Well it would address the matter of value equivalences which is a problem below the radar. It monetises more of what we want and negatively monetises what we don't want. It allows us to attach a price to the value of deferred benefit. It would allow the energy diner can have a portion of electricity without the side order of carbon. I discuss carbon markets in the wider context of waste in a future series of articles. Before closing, I will make a brief connection to the subject of waste, by taking one last liberty with the food analogy.
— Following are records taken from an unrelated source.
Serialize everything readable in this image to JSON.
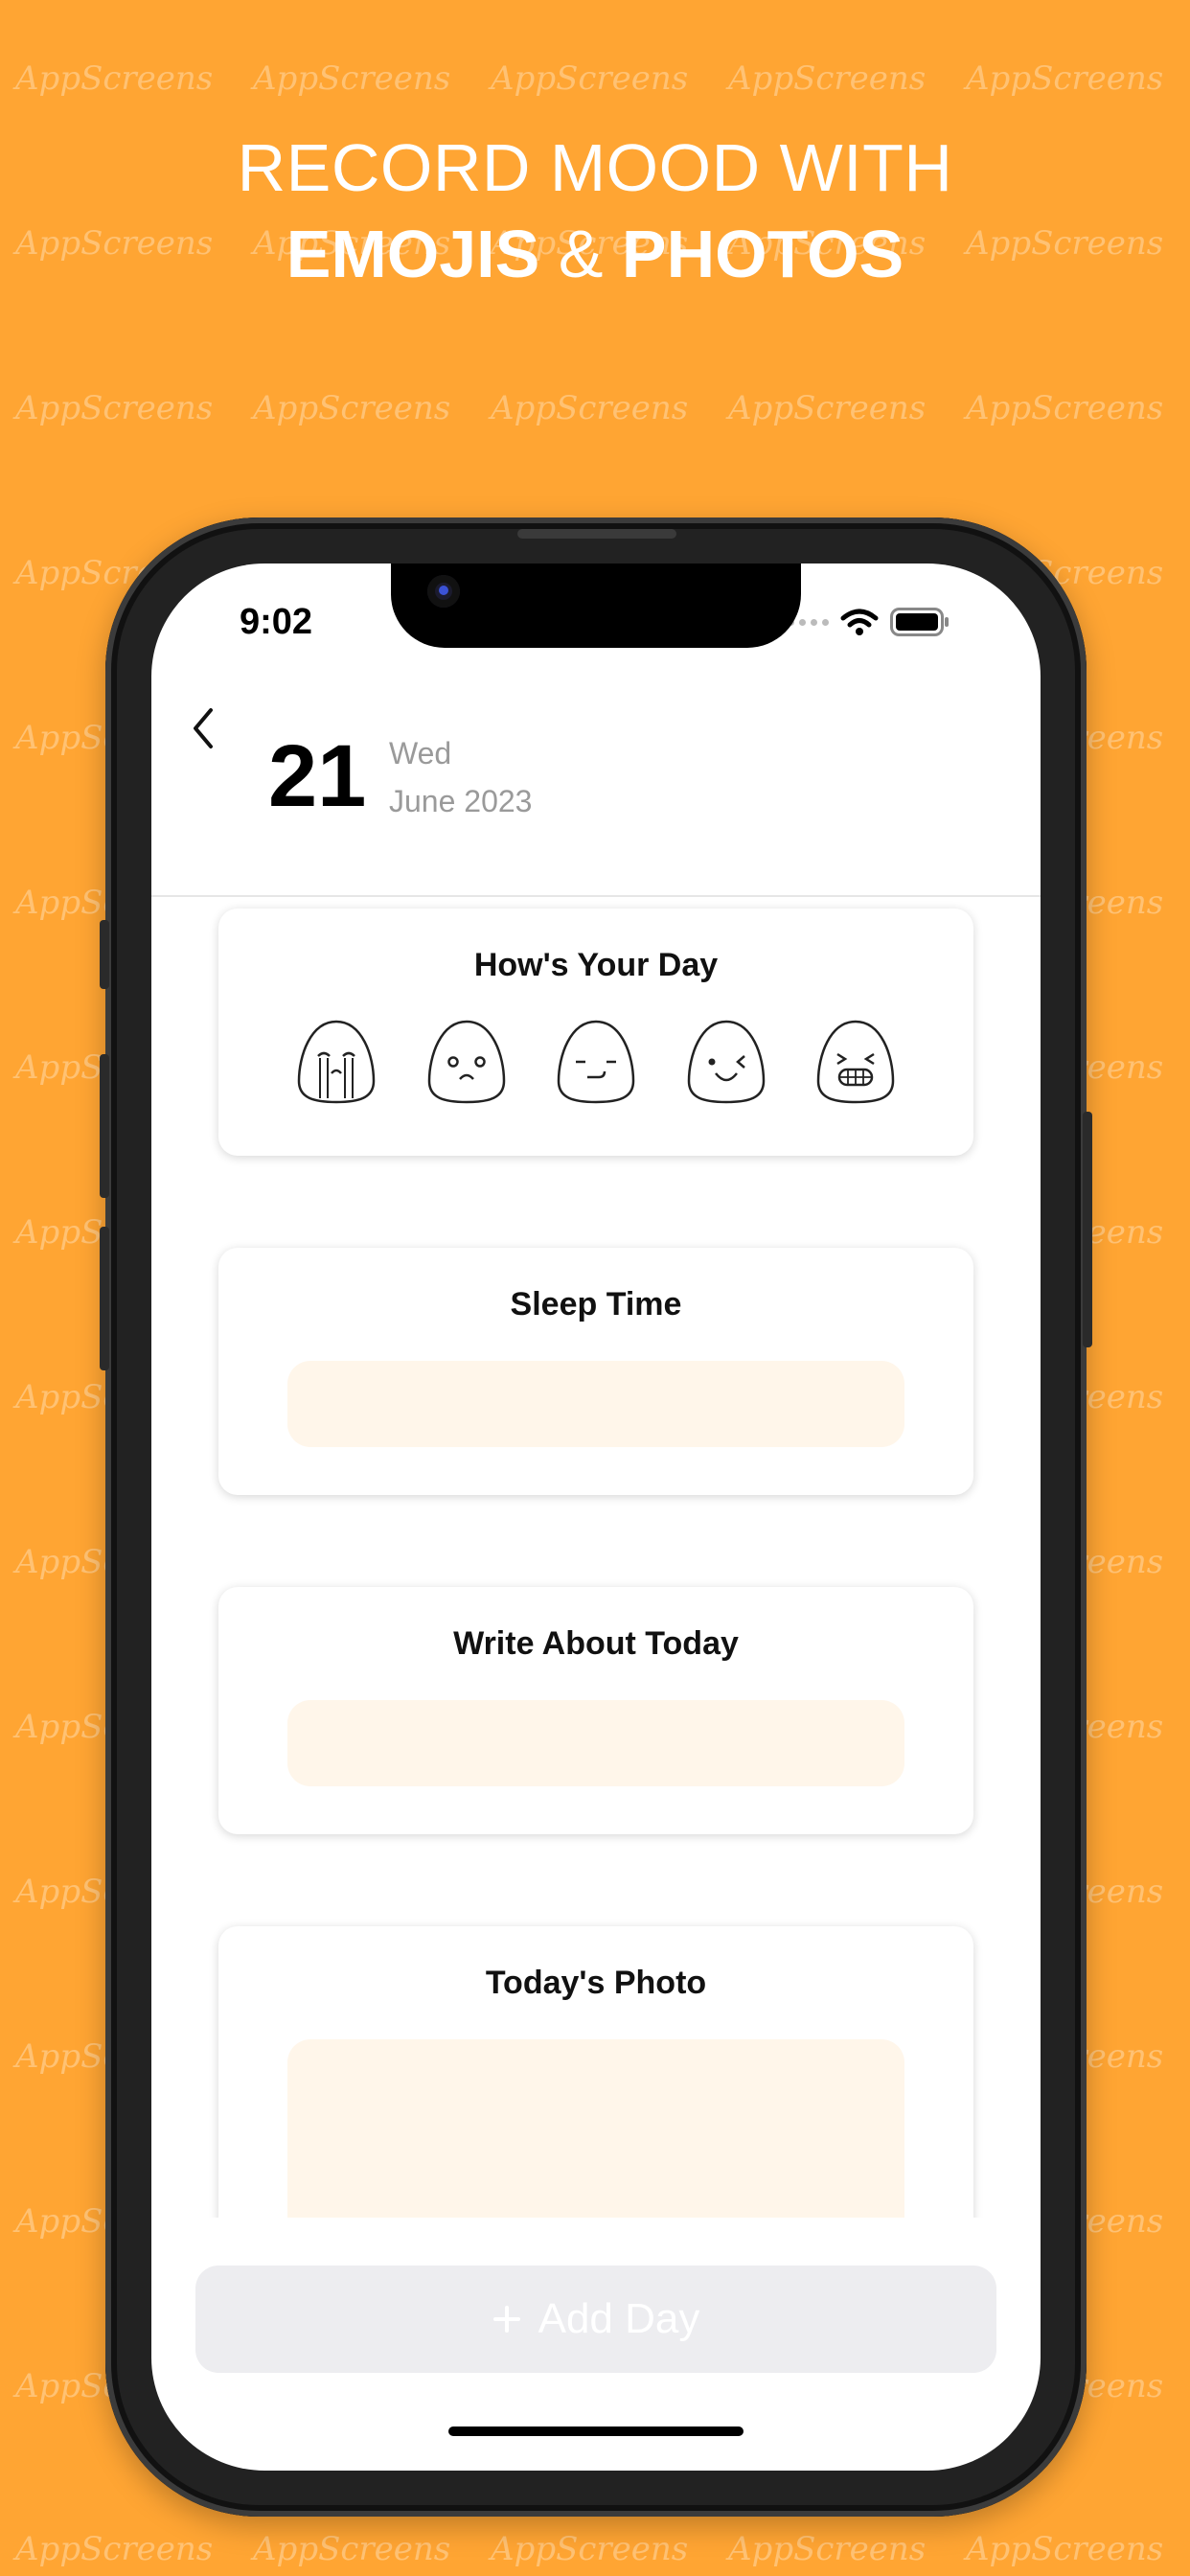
{
  "watermark": "AppScreens",
  "headline": {
    "line1": "RECORD MOOD WITH",
    "line2_part1": "EMOJIS",
    "line2_amp": "&",
    "line2_part2": "PHOTOS"
  },
  "status_bar": {
    "time": "9:02",
    "icons": [
      "signal-dots-icon",
      "wifi-icon",
      "battery-icon"
    ]
  },
  "header": {
    "back_icon": "chevron-left-icon",
    "day": "21",
    "weekday": "Wed",
    "month_year": "June 2023"
  },
  "cards": {
    "mood": {
      "title": "How's Your Day",
      "emojis": [
        "crying-face",
        "sad-face",
        "neutral-face",
        "wink-face",
        "grin-face"
      ]
    },
    "sleep": {
      "title": "Sleep Time"
    },
    "write": {
      "title": "Write About Today"
    },
    "photo": {
      "title": "Today's Photo"
    }
  },
  "add_day": {
    "icon": "plus-icon",
    "label": "Add Day"
  },
  "colors": {
    "background": "#FFA533",
    "field": "#FFF6EA",
    "button": "#EDEDF0"
  }
}
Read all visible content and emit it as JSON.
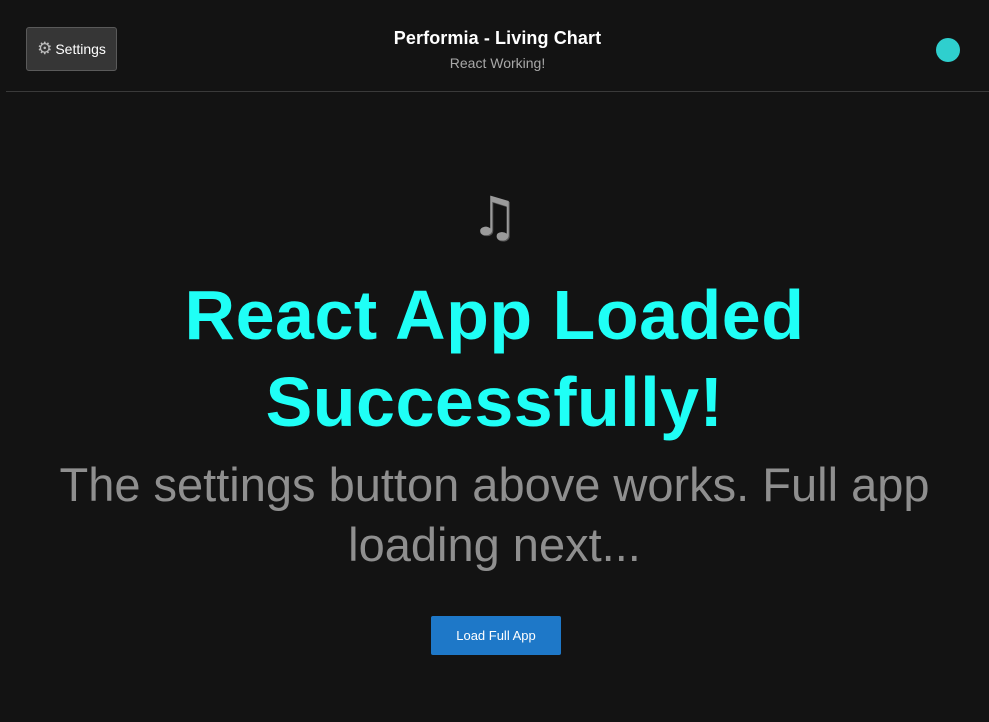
{
  "header": {
    "settings_icon": "gear-icon",
    "settings_label": "Settings",
    "title": "Performia - Living Chart",
    "subtitle": "React Working!",
    "status_color": "#2fcfce"
  },
  "main": {
    "icon": "music-notes-icon",
    "heading": "React App Loaded Successfully!",
    "description": "The settings button above works. Full app loading next...",
    "load_button_label": "Load Full App"
  },
  "colors": {
    "background": "#131313",
    "heading": "#1ffff6",
    "accent_button": "#1e78c8"
  }
}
"..., nutritionally important amounts of vitamins, such as vitamin C and riboflavin, and minerals such as iron and zinc, are found in the peel of seven root vegetables: beetroot, field mustard, wild carrot, sweet potato, radish, ginger and white potato. And the U.S Department of Agriculture shows that unpeeled apples contain 15% more vitamin C, 267% more vitamin K, 20% more calcium, 19% more potassium and 85% more fiber than their peeled equivalents. Also, many peels are rich in biologically active phytochemicals, such as flavonoids and polyphenols, which have antioxidant and antimicrobial properties."
Kirsty Hunter Fruit and vegetables: Is it better to peel them? | Salon.com
When ordering a dinner at a restaurant the preparation is rolled into the price but nobody asks to take home the vegetable peelings in a doggy bag. The point is that waste is what we don't personally value, it is not inherently valueless, so it behooves us to value what is important, including the benefit of burning something that has already had its carbon removed.